Congressman Chris Smith kicked off the first session of the Congressional Caucus on Human Trafficking this week for the 111th Congress, outlining past successes and offering a preview to future challenges.
As Co-Chairman and a Ranking Republican on the caucus, Smith briefed caucus members on the William Wilberforce Trafficking Victims Protection Reauthorization Act of 2008, which was signed into law in December.
“We must do more to protect those who are vulnerable both within our own borders and abroad,” Smith said.

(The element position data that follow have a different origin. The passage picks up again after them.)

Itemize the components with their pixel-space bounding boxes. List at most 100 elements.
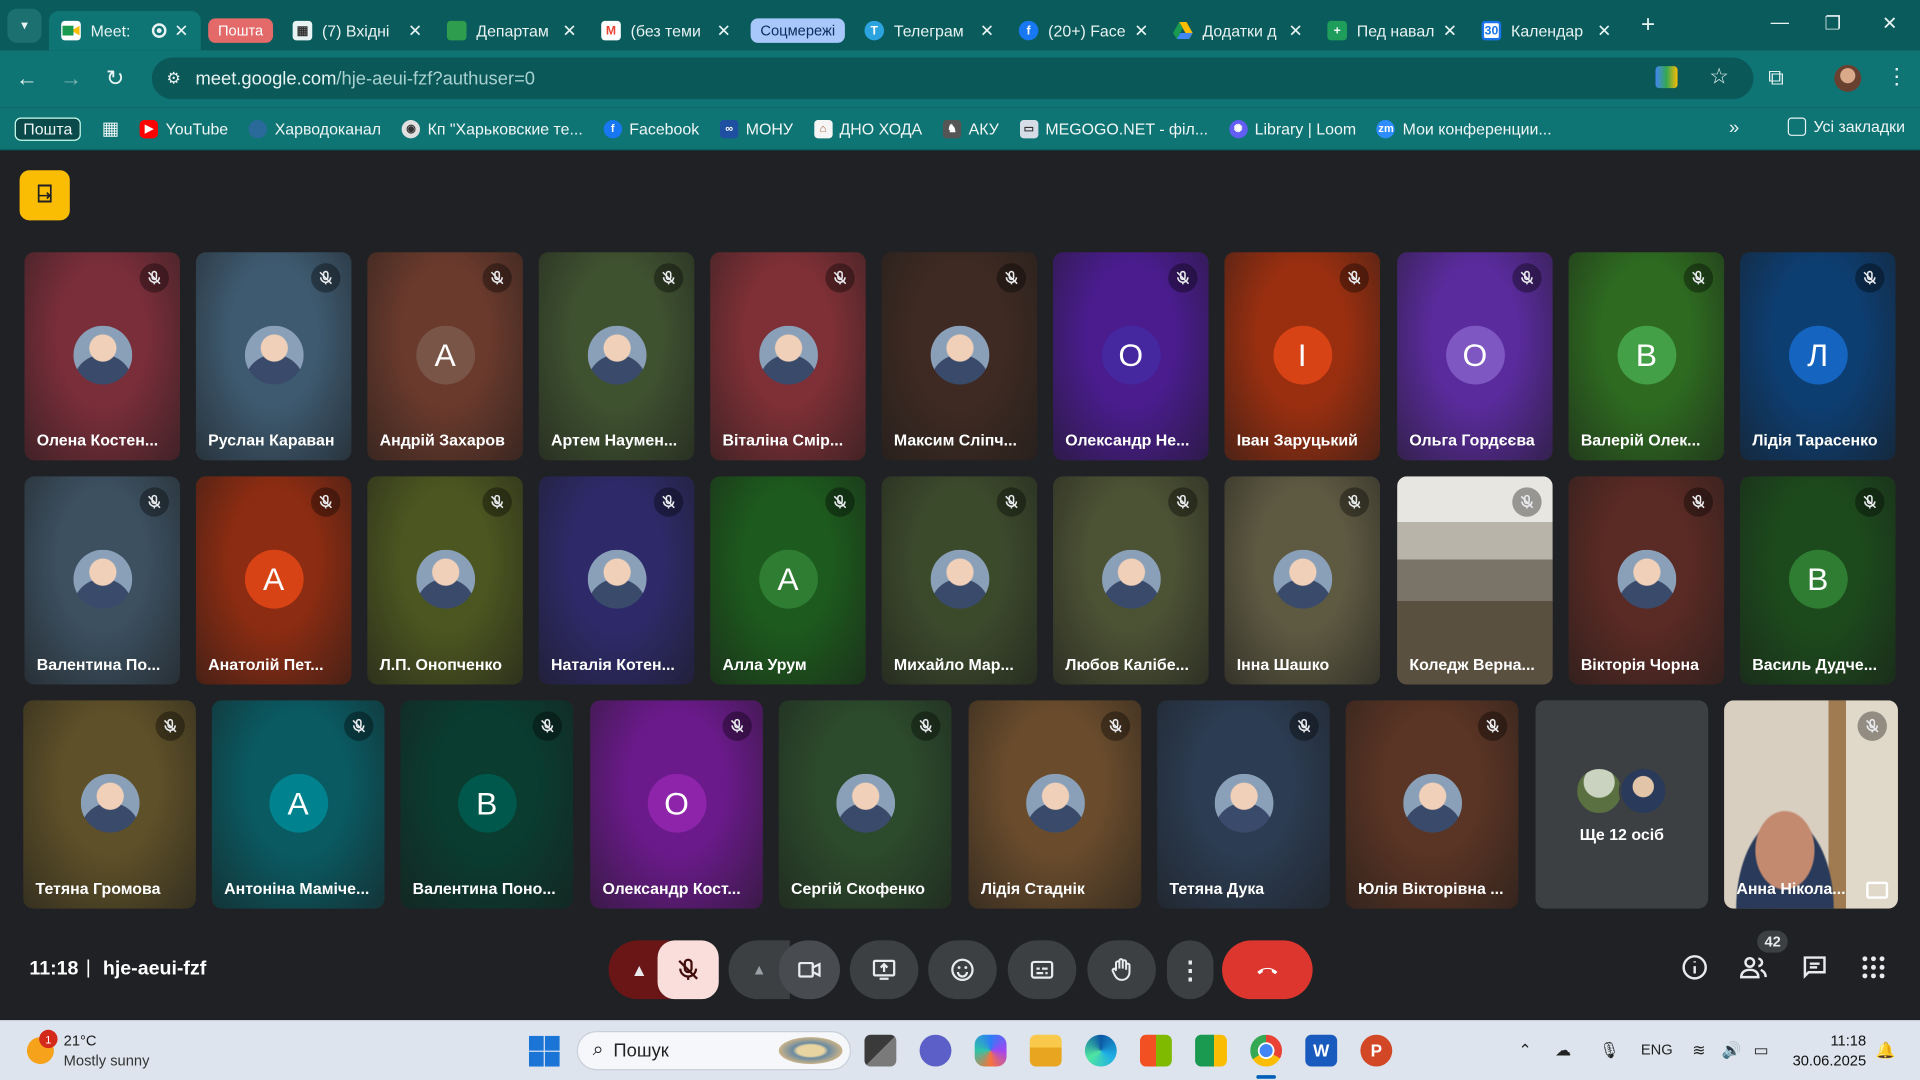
participant-tile[interactable]: В Валентина Поно... bbox=[400, 700, 574, 909]
participant-tile[interactable]: Валентина По... bbox=[24, 476, 181, 685]
participant-tile[interactable]: О Олександр Не... bbox=[1053, 252, 1209, 461]
show-hidden-icons-icon[interactable]: ⌃ bbox=[1518, 1041, 1531, 1061]
participant-tile[interactable]: Коледж Верна... bbox=[1397, 476, 1553, 685]
tab-group-mail[interactable]: Пошта bbox=[208, 17, 274, 43]
bookmark-star-icon[interactable]: ☆ bbox=[1709, 64, 1729, 90]
participant-tile[interactable]: Л Лідія Тарасенко bbox=[1740, 252, 1896, 461]
system-clock[interactable]: 11:18 30.06.2025 bbox=[1790, 1031, 1867, 1070]
profile-avatar[interactable] bbox=[1834, 64, 1862, 92]
more-participants-tile[interactable]: Ще 12 осіб bbox=[1535, 700, 1709, 909]
participant-tile[interactable]: Тетяна Дука bbox=[1157, 700, 1330, 909]
people-icon[interactable] bbox=[1739, 953, 1768, 989]
tab-sheets[interactable]: + Пед навал ✕ bbox=[1315, 11, 1469, 50]
more-options-button[interactable]: ⋮ bbox=[1166, 940, 1214, 1000]
bookmark-loom[interactable]: ✺ Library | Loom bbox=[1228, 119, 1356, 138]
participant-tile[interactable]: Наталія Котен... bbox=[538, 476, 695, 685]
mic-toggle-button[interactable] bbox=[657, 940, 719, 1000]
participant-tile[interactable]: О Олександр Кост... bbox=[590, 700, 763, 909]
participant-tile[interactable]: Анна Нікола... bbox=[1724, 700, 1898, 909]
microphone-icon[interactable]: 🎙 bbox=[1599, 1041, 1619, 1061]
chrome-icon[interactable] bbox=[1250, 1034, 1283, 1067]
participant-tile[interactable]: Олена Костен... bbox=[24, 252, 181, 461]
tab-department[interactable]: Департам ✕ bbox=[435, 11, 589, 50]
notifications-bell-icon[interactable]: 🔔 bbox=[1876, 1041, 1896, 1061]
participant-tile[interactable]: Тетяна Громова bbox=[23, 700, 196, 909]
participant-tile[interactable]: Лідія Стаднік bbox=[968, 700, 1142, 909]
participant-tile[interactable]: Вікторія Чорна bbox=[1568, 476, 1725, 685]
tab-facebook[interactable]: f (20+) Face ✕ bbox=[1007, 11, 1161, 50]
chat-icon[interactable] bbox=[1800, 953, 1829, 989]
tab-drive[interactable]: Додатки д ✕ bbox=[1161, 11, 1315, 50]
close-tab-icon[interactable]: ✕ bbox=[408, 20, 422, 41]
wifi-icon[interactable]: ≋ bbox=[1692, 1041, 1705, 1061]
forward-icon[interactable]: → bbox=[49, 66, 93, 92]
bookmark-facebook[interactable]: f Facebook bbox=[603, 119, 699, 138]
apps-grid-icon[interactable]: ▦ bbox=[102, 118, 119, 140]
tab-group-social[interactable]: Соцмережі bbox=[750, 17, 845, 43]
restore-icon[interactable]: ❐ bbox=[1824, 12, 1840, 34]
close-tab-icon[interactable]: ✕ bbox=[1597, 20, 1611, 41]
raise-hand-button[interactable] bbox=[1087, 940, 1156, 1000]
address-bar[interactable]: ⚙ meet.google.com/hje-aeui-fzf?authuser=… bbox=[151, 57, 1754, 100]
minimize-icon[interactable]: — bbox=[1771, 12, 1789, 33]
participant-tile[interactable]: Віталіна Смір... bbox=[710, 252, 866, 461]
file-explorer-icon[interactable] bbox=[1029, 1034, 1062, 1067]
edge-icon[interactable] bbox=[1084, 1034, 1117, 1067]
participant-tile[interactable]: А Анатолій Пет... bbox=[195, 476, 352, 685]
word-icon[interactable]: W bbox=[1305, 1034, 1338, 1067]
more-bookmarks-icon[interactable]: » bbox=[1729, 118, 1739, 139]
close-tab-icon[interactable]: ✕ bbox=[1289, 20, 1303, 41]
language-indicator[interactable]: ENG bbox=[1641, 1041, 1673, 1058]
url-text[interactable]: meet.google.com/hje-aeui-fzf?authuser=0 bbox=[195, 68, 535, 89]
close-tab-icon[interactable]: ✕ bbox=[980, 20, 994, 41]
participant-tile[interactable]: Інна Шашко bbox=[1224, 476, 1381, 685]
bookmark-mail-group[interactable]: Пошта bbox=[14, 116, 81, 141]
participant-tile[interactable]: В Валерій Олек... bbox=[1568, 252, 1725, 461]
participant-tile[interactable]: В Василь Дудче... bbox=[1740, 476, 1896, 685]
participant-tile[interactable]: Михайло Мар... bbox=[881, 476, 1038, 685]
participant-tile[interactable]: І Іван Заруцький bbox=[1224, 252, 1381, 461]
copilot-icon[interactable] bbox=[974, 1034, 1007, 1067]
reactions-button[interactable] bbox=[928, 940, 997, 1000]
bookmark-megogo[interactable]: ▭ MEGOGO.NET - філ... bbox=[1019, 119, 1208, 138]
powerpoint-icon[interactable]: P bbox=[1360, 1034, 1393, 1067]
tab-search-chevron-icon[interactable]: ▾ bbox=[7, 7, 42, 43]
close-tab-icon[interactable]: ✕ bbox=[1134, 20, 1148, 41]
back-icon[interactable]: ← bbox=[5, 66, 49, 92]
camera-in-use-icon[interactable] bbox=[1655, 66, 1678, 89]
bookmark-dno[interactable]: ⌂ ДНО ХОДА bbox=[813, 119, 922, 138]
teams-chat-icon[interactable] bbox=[919, 1034, 952, 1067]
close-window-icon[interactable]: ✕ bbox=[1882, 12, 1897, 34]
participant-tile[interactable]: Юлія Вікторівна ... bbox=[1345, 700, 1519, 909]
task-view-icon[interactable] bbox=[864, 1034, 897, 1067]
battery-icon[interactable]: ▭ bbox=[1753, 1041, 1768, 1061]
bookmark-aku[interactable]: ♞ АКУ bbox=[942, 119, 999, 138]
bookmark-monu[interactable]: ∞ МОНУ bbox=[720, 119, 793, 138]
bookmark-kp[interactable]: ◉ Кп "Харьковские те... bbox=[401, 119, 583, 138]
onedrive-icon[interactable]: ☁ bbox=[1555, 1041, 1571, 1061]
all-bookmarks[interactable]: Усі закладки bbox=[1787, 117, 1905, 136]
weather-widget[interactable]: 1 21°C Mostly sunny bbox=[26, 1029, 149, 1070]
extensions-icon[interactable]: ⧉ bbox=[1768, 65, 1784, 91]
tab-telegram[interactable]: T Телеграм ✕ bbox=[852, 11, 1006, 50]
participant-tile[interactable]: О Ольга Гордєєва bbox=[1397, 252, 1553, 461]
meet-app-icon[interactable] bbox=[1195, 1034, 1227, 1067]
close-tab-icon[interactable]: ✕ bbox=[174, 20, 188, 41]
participant-tile[interactable]: Сергій Скофенко bbox=[778, 700, 952, 909]
participant-tile[interactable]: А Андрій Захаров bbox=[367, 252, 523, 461]
bookmark-harvodokanal[interactable]: Харводоканал bbox=[248, 119, 381, 138]
bookmark-zoom[interactable]: zm Мои конференции... bbox=[1376, 119, 1552, 138]
leave-call-button[interactable] bbox=[1222, 940, 1313, 1000]
windows-start-icon[interactable] bbox=[528, 1035, 560, 1067]
volume-icon[interactable]: 🔊 bbox=[1722, 1041, 1742, 1061]
participant-tile[interactable]: А Алла Урум bbox=[710, 476, 866, 685]
activities-grid-icon[interactable] bbox=[1859, 953, 1888, 989]
camera-toggle-button[interactable] bbox=[778, 940, 841, 1000]
participant-tile[interactable]: Максим Сліпч... bbox=[881, 252, 1038, 461]
tab-calendar[interactable]: 30 Календар ✕ bbox=[1469, 11, 1623, 50]
tab-inbox[interactable]: ▦ (7) Вхідні ✕ bbox=[280, 11, 434, 50]
present-screen-button[interactable] bbox=[849, 940, 919, 1000]
close-tab-icon[interactable]: ✕ bbox=[717, 20, 731, 41]
meeting-room-icon[interactable]: ⍈ bbox=[19, 170, 70, 221]
microsoft-store-icon[interactable] bbox=[1140, 1034, 1172, 1067]
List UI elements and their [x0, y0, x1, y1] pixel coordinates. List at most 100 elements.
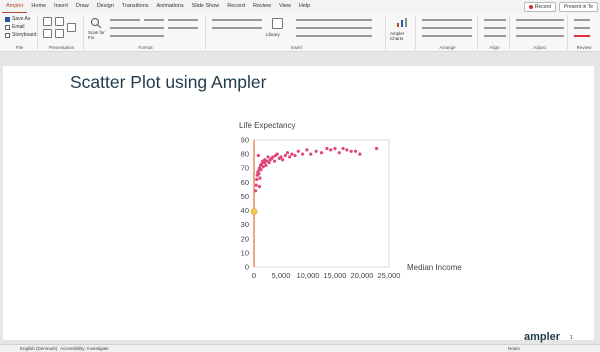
data-point: [255, 177, 259, 182]
chart-icon[interactable]: [396, 17, 408, 28]
data-point: [256, 169, 260, 173]
ribbon-tab-actions: Record Present in Te: [523, 2, 598, 12]
spacing-row[interactable]: [168, 27, 198, 29]
data-point: [290, 152, 294, 156]
status-bar: English (Denmark) Accessibility: Investi…: [0, 344, 600, 352]
font-size-box[interactable]: [144, 19, 164, 21]
library-icon[interactable]: [272, 18, 283, 29]
arrange-row-1[interactable]: [422, 19, 472, 21]
grid-icon[interactable]: [55, 17, 64, 26]
ampler-charts-button[interactable]: Ampler Charts: [390, 31, 404, 41]
record-button[interactable]: Record: [523, 2, 556, 12]
charts-group: Ampler Charts: [388, 15, 416, 50]
storyboard-icon: [5, 32, 10, 38]
data-point: [271, 155, 275, 159]
file-group: Save As Email Storyboard File: [2, 15, 38, 50]
insert-group-label: Insert: [290, 45, 303, 50]
tab-ampler[interactable]: Ampler: [2, 1, 28, 13]
data-point: [283, 153, 287, 158]
shape-row[interactable]: [212, 19, 262, 21]
insert-row-1[interactable]: [296, 19, 372, 21]
present-in-teams-button[interactable]: Present in Te: [558, 2, 598, 12]
presentation-group: Presentation: [40, 15, 84, 50]
tab-record[interactable]: Record: [223, 0, 249, 13]
search-icon[interactable]: [90, 17, 102, 29]
data-point: [262, 160, 266, 165]
paragraph-row[interactable]: [110, 35, 164, 37]
accessibility-status[interactable]: Accessibility: Investigate: [60, 346, 109, 351]
tab-transitions[interactable]: Transitions: [118, 0, 153, 13]
review-row-3[interactable]: [574, 35, 590, 37]
scatter-chart[interactable]: 0 10 20 30 40 50 60 70 80 90 0 5,000 10,000 15,000 20,…: [3, 66, 594, 340]
data-point: [374, 146, 379, 151]
adjust-group: Adjust: [512, 15, 568, 50]
axis-resize-handle[interactable]: [250, 208, 258, 215]
tab-design[interactable]: Design: [93, 0, 118, 13]
tab-view[interactable]: View: [275, 0, 295, 13]
data-point: [333, 146, 337, 151]
arrange-row-3[interactable]: [422, 35, 472, 37]
notes-button[interactable]: Notes: [508, 346, 520, 351]
align-row-2[interactable]: [484, 27, 506, 29]
y-tick-label: 90: [241, 136, 249, 145]
plot-area: [253, 139, 390, 268]
review-group-label: Review: [576, 45, 592, 50]
review-row-2[interactable]: [574, 27, 590, 29]
data-point: [301, 152, 305, 156]
email-button[interactable]: Email: [5, 24, 25, 30]
x-tick-label: 0: [252, 271, 256, 280]
y-tick-label: 70: [241, 164, 249, 173]
format-group: Scan for Fix Format: [86, 15, 206, 50]
tab-slide-show[interactable]: Slide Show: [188, 0, 224, 13]
tab-insert[interactable]: Insert: [50, 0, 72, 13]
color-row[interactable]: [168, 19, 198, 21]
adjust-row-2[interactable]: [516, 27, 564, 29]
data-point: [279, 155, 283, 159]
data-point: [264, 163, 268, 167]
language-status[interactable]: English (Denmark): [20, 346, 57, 351]
tracker-icon[interactable]: [67, 23, 76, 32]
tab-home[interactable]: Home: [27, 0, 50, 13]
slide-number: 1: [570, 335, 573, 341]
font-box[interactable]: [110, 19, 140, 21]
text-format-row[interactable]: [110, 27, 164, 29]
data-point: [325, 146, 329, 151]
storyboard-button[interactable]: Storyboard: [5, 32, 36, 38]
library-button[interactable]: Library: [266, 32, 280, 37]
align-row-1[interactable]: [484, 19, 506, 21]
align-row-3[interactable]: [484, 35, 506, 37]
data-point: [341, 146, 345, 151]
slide-canvas[interactable]: Scatter Plot using Ampler 0 10 20 30 40 50 60 7…: [3, 66, 594, 343]
file-group-label: File: [15, 45, 24, 50]
adjust-row-3[interactable]: [516, 35, 564, 37]
line-row[interactable]: [212, 27, 262, 29]
format-group-label: Format: [138, 45, 153, 50]
insert-row-2[interactable]: [296, 27, 372, 29]
data-point: [257, 184, 261, 189]
data-point: [254, 189, 258, 193]
data-point: [256, 153, 260, 158]
tab-animations[interactable]: Animations: [153, 0, 188, 13]
arrange-row-2[interactable]: [422, 27, 472, 29]
data-point: [267, 160, 271, 165]
data-point: [345, 148, 349, 152]
review-group: Review: [570, 15, 598, 50]
presentation-group-label: Presentation: [48, 45, 75, 50]
y-tick-label: 10: [241, 248, 249, 257]
data-point: [257, 172, 261, 176]
data-point: [296, 149, 300, 153]
adjust-row-1[interactable]: [516, 19, 564, 21]
insert-row-3[interactable]: [296, 35, 372, 37]
section-icon[interactable]: [55, 29, 64, 38]
agenda-icon[interactable]: [43, 29, 52, 38]
scan-for-fix-button[interactable]: Scan for Fix: [88, 30, 105, 40]
tab-draw[interactable]: Draw: [72, 0, 93, 13]
tab-review[interactable]: Review: [249, 0, 275, 13]
review-row-1[interactable]: [574, 19, 590, 21]
data-point: [275, 152, 279, 156]
save-as-button[interactable]: Save As: [5, 16, 30, 22]
layout-icon[interactable]: [43, 17, 52, 26]
data-point: [288, 155, 292, 159]
data-point: [259, 168, 263, 172]
tab-help[interactable]: Help: [295, 0, 314, 13]
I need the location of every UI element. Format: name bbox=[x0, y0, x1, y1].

“The William Wilberforce Trafficking Victims Protection Reauthorization Act aims to do just that by updating, expanding, and improving the Trafficking Victims Protection Act of 2000. There have been lessons learned since the first law was enacted eight years ago and subsequently reauthorized in 2003 and 2005. They are incorporated into this law as we try to do an even better job in mitigating the suffering of the victims while simultaneously going after those who traffic and the countries that harbor traffickers, who are also part of the problem themselves.”
Now in its third year, the caucus is a bipartisan organization, with Smith (R-NJ) as the lead Republican, and Rep. Carolyn Maloney, (D-NY) as the lead Democratic.
Smith wrote the Trafficking Victims Protection Act of 2000, a landmark law and its numerous reinforcing provisions to prevent trafficking, to protect victims and to prosecute those who traffic. The law has been a model statute for other governments, which have adopted many of its provisions in whole or in part to combat human trafficking around the world.